Reggio's vocabulary and its roots
visual vocabulary
vocabulary of progressive action
Interpolations
images – a world of layered vision…
anti-visuality
Why always reduced to personal ethics and moral responsibilities of the individuals only? … I find Susan Prescott's image speaks a thousand words.


Qatsi (2m27s), AI film, a tribute to Reggio's Qatsi Trilogy
[Qatsi | MIT AI Film Hack 2025] (Omi Bahuguna, Mark Chan, Yidi Zhou, Prisha Jain, Olivia Lee, NYU-ITP students)

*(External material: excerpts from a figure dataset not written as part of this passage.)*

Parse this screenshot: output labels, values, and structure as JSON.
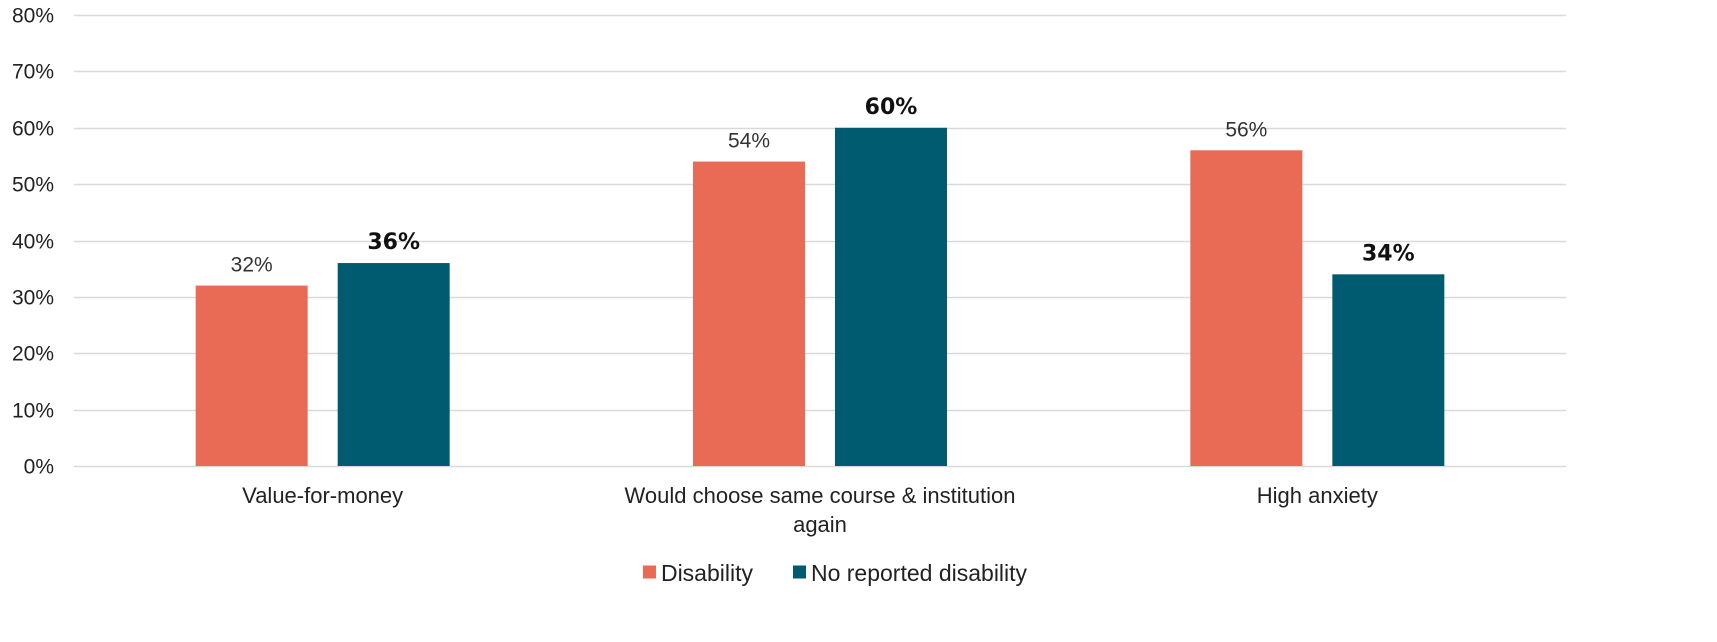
{
  "chart_data": {
    "type": "bar",
    "categories": [
      [
        "Value-for-money"
      ],
      [
        "Would choose same course & institution",
        "again"
      ],
      [
        "High anxiety"
      ]
    ],
    "series": [
      {
        "name": "Disability",
        "color": "#E96A55",
        "values": [
          32,
          54,
          56
        ],
        "labels": [
          "32%",
          "54%",
          "56%"
        ],
        "label_style": "normal"
      },
      {
        "name": "No reported disability",
        "color": "#005A70",
        "values": [
          36,
          60,
          34
        ],
        "labels": [
          "36%",
          "60%",
          "34%"
        ],
        "label_style": "bold"
      }
    ],
    "y_ticks": [
      {
        "value": 0,
        "label": "0%"
      },
      {
        "value": 10,
        "label": "10%"
      },
      {
        "value": 20,
        "label": "20%"
      },
      {
        "value": 30,
        "label": "30%"
      },
      {
        "value": 40,
        "label": "40%"
      },
      {
        "value": 50,
        "label": "50%"
      },
      {
        "value": 60,
        "label": "60%"
      },
      {
        "value": 70,
        "label": "70%"
      },
      {
        "value": 80,
        "label": "80%"
      }
    ],
    "ylim": [
      0,
      80
    ],
    "grid": true,
    "grid_color": "#D9D9D9",
    "legend_position": "bottom-center",
    "title": "",
    "xlabel": "",
    "ylabel": ""
  }
}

Qatsi, created in less than 48 hours for the 2025 MIT AI Film Hackathon, and uploaded 2 months ago, is an homage to Koyaanisqatsi (1982), the first of Reggio's “Qatsi” trilogy. On the level of visual content, Qatsi parallels the 1982 film's “visual exploration of motion as the axiom of life” — assembling images on the cosmos' vastness, nature's rhythm and the intimacy of human connection, from varied sources, including dance and movement. Salient similarities on the visual level is only the beginning in our understanding of the Qatsi (2025). The “flow of relationships, the inevitability of change, and the cycles of separation and reunion” are not limited to singular authorial intentionality; such existential theses are now subject to criterion-based data assemblage that speaks of potential continuity on a macro- and meta-narrative level. [note: I do not equate narrative with fiction story-telling as the term as been reductively use. I use the term “narrative” to describe procedural flows that construct and amount to additional meanings to the raw material. In this discussion, I use “narrative” to mean sight-and-sound discourses.]
What is AI film and why?
To call Qatsi a meta-narrative, that is, a narrative or image flow that is about existing narrative modes, is to seek connection of this work to the growing corpus of cinema. But AI media generation in video points to specific notions of creative freedom and creative resources to be tapped. The entire history of image-making, as long as it is made available on-line, forms the resource pool for a ready creator. As the MIT AI Film Hack team says,
“We believe creative AI will revolutionize storytelling, and our mission is to bring this power to everyone - so anyone can tell their stories.”
Qatsi and other films in the series are the result of makers hacking together and commbing different AI tools, including Autodesk’s Wonder Dynamics and Project Frames, Deemos' Hyper3DAI, HailuoAI, MeshyAI, and Molypix.
Qatsi is one of the works resulting from MIT Media Lab's collaboration with filmmakers to explore AI technologies, to incite a new movement in the making. So, what new potentials does it demonstrate?
According to a survey essay on recent advances in GenAI for film creation, Qatsi is cited as an example of how “visual imperfections in AI outputs — blurred edges, odd proportions, inconsistent lighting — can be repurposed as aesthetic features.” traditional post-production techniques remain
essential for polishing AI-generated visuals. Nonetheless, Qatsi deploys regular post-production steps whereby AI-generated abstract imagery is inteegrated with film grain and color grading, “grounding its ethereal montages in the tactile texture of early cinema.”
The preparation of a “library” for a system, or the operable “data” that forms the base, before computing begins, are now automated through machine learning and web mining. It seems the mega resource pool is infinite, and yet the question of internal generative reproduction data trained on often black-boxed criteria make us question the appearance of infinite resources.